Mental health and suicides are on a lot of people's minds lately, of course, because that same Alberta government and thousands of others from around the world have irrationally decided to sacrifice people's mental/physical/economic health in order to protect us from an ineffective ChiCom bioweapon. Currently within my own circle of friends and extended family and folks I can picture if you tell me their name, we have lost exactly zero people to the Wuhan Flu but lost one and almost lost another to suicide as a result of the rapidly-diminishing job and prosperity prospects in Western Canada. In Japan there were more October suicides than Wuhan Flu deaths to date. These lockdowns are seriously increasing the suicide rate, and this year's theme of Bell Let's Talk is "needed now more than ever".

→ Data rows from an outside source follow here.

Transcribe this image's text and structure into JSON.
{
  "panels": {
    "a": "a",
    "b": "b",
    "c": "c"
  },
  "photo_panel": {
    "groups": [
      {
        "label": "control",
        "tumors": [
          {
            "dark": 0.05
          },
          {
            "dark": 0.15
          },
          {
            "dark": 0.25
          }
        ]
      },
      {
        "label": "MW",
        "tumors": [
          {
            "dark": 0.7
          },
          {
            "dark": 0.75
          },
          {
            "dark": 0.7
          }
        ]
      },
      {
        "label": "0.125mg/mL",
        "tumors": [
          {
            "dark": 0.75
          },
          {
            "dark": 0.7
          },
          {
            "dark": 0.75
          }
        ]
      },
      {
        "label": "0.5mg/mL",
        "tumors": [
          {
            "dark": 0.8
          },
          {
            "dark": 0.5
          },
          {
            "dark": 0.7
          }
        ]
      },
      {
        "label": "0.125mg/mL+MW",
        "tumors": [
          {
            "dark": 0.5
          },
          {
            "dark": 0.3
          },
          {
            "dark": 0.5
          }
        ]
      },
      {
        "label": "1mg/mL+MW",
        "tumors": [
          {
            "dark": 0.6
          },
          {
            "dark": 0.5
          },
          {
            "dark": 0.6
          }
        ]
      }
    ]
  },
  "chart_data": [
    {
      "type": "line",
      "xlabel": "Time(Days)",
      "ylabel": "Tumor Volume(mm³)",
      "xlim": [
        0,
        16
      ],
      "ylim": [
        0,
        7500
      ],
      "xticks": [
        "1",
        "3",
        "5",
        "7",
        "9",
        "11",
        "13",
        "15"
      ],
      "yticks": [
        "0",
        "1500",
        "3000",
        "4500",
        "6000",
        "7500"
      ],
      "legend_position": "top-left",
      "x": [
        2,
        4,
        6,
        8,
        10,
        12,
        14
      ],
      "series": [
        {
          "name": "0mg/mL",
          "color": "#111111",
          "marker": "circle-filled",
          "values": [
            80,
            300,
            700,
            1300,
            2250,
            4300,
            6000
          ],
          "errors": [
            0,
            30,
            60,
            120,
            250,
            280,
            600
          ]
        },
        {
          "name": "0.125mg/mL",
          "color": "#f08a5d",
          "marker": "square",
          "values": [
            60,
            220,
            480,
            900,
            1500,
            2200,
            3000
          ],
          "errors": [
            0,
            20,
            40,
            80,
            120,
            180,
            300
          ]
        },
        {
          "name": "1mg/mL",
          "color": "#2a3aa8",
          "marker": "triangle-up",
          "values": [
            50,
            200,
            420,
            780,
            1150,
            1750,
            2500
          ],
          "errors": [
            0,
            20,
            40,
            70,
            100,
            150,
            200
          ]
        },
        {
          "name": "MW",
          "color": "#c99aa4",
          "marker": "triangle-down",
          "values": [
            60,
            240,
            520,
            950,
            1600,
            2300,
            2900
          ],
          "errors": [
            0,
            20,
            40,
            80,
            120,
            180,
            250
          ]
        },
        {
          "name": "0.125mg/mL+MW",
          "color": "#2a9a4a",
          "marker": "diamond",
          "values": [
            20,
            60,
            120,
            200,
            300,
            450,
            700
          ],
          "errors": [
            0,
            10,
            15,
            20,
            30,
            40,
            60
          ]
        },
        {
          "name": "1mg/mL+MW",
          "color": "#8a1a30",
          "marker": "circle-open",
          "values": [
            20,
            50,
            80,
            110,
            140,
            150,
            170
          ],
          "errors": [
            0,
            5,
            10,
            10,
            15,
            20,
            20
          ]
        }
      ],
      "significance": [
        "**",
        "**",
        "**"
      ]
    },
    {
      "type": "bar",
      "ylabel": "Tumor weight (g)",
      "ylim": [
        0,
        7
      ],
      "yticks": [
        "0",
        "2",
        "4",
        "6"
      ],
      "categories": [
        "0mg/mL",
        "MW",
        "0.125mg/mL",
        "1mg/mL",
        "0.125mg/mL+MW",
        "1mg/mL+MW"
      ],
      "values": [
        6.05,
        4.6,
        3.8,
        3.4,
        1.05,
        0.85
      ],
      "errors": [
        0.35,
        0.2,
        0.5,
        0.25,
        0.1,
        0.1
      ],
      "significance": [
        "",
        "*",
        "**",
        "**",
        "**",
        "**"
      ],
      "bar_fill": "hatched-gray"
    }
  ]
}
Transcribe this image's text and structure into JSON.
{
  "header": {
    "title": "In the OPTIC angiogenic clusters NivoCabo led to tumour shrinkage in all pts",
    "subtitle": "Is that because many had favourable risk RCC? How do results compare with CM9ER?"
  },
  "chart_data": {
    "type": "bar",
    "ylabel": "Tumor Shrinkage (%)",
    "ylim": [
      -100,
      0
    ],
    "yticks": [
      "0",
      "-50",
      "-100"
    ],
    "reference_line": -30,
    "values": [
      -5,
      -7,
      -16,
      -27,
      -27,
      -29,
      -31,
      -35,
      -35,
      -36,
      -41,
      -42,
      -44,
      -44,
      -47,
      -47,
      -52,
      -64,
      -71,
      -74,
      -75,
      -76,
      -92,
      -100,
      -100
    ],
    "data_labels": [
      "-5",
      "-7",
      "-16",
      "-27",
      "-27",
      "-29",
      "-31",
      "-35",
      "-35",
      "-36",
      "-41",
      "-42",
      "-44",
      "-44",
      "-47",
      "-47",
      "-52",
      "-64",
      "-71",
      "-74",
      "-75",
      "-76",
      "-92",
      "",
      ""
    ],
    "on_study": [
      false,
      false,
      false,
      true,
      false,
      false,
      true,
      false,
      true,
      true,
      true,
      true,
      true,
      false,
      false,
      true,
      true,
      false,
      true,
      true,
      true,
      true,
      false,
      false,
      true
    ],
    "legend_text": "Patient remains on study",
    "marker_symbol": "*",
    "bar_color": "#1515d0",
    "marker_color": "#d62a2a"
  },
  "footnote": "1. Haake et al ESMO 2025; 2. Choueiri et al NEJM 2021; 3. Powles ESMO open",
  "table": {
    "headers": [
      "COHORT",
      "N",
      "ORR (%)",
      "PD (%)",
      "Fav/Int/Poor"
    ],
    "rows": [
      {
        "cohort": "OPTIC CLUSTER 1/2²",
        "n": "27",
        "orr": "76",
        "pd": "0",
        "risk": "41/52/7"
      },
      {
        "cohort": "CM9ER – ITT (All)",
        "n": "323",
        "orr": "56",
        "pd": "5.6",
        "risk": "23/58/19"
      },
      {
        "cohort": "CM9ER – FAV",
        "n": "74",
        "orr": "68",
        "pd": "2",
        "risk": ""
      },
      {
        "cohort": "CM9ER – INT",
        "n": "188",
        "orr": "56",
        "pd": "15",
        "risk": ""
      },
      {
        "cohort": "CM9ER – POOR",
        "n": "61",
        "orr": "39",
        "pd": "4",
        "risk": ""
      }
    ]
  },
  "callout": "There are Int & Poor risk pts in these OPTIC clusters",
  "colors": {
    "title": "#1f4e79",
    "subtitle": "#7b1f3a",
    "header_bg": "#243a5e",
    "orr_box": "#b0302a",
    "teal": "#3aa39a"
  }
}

Of course, the problem is that there's an intrinsic difference between economic rationales for suicide and the mentally ill rationales for suicide. Curing people of their mental health issues will save suicides for youth with irrational levels of despair (cutters, poofters, etc). It's less clear that extra counsellors making six figures are going to reduce suicides for oilfield workers facing huge debts and numerous political leaders explicitly telling them they will never get a good job ever again and actively trying to discourage employers from hiring you†.
So this year for Bell Let's Talk let's stop pretending that pissing around pretending the cure for economically-inspired suicides will cure men like Benjamin "Gwen" Benaway.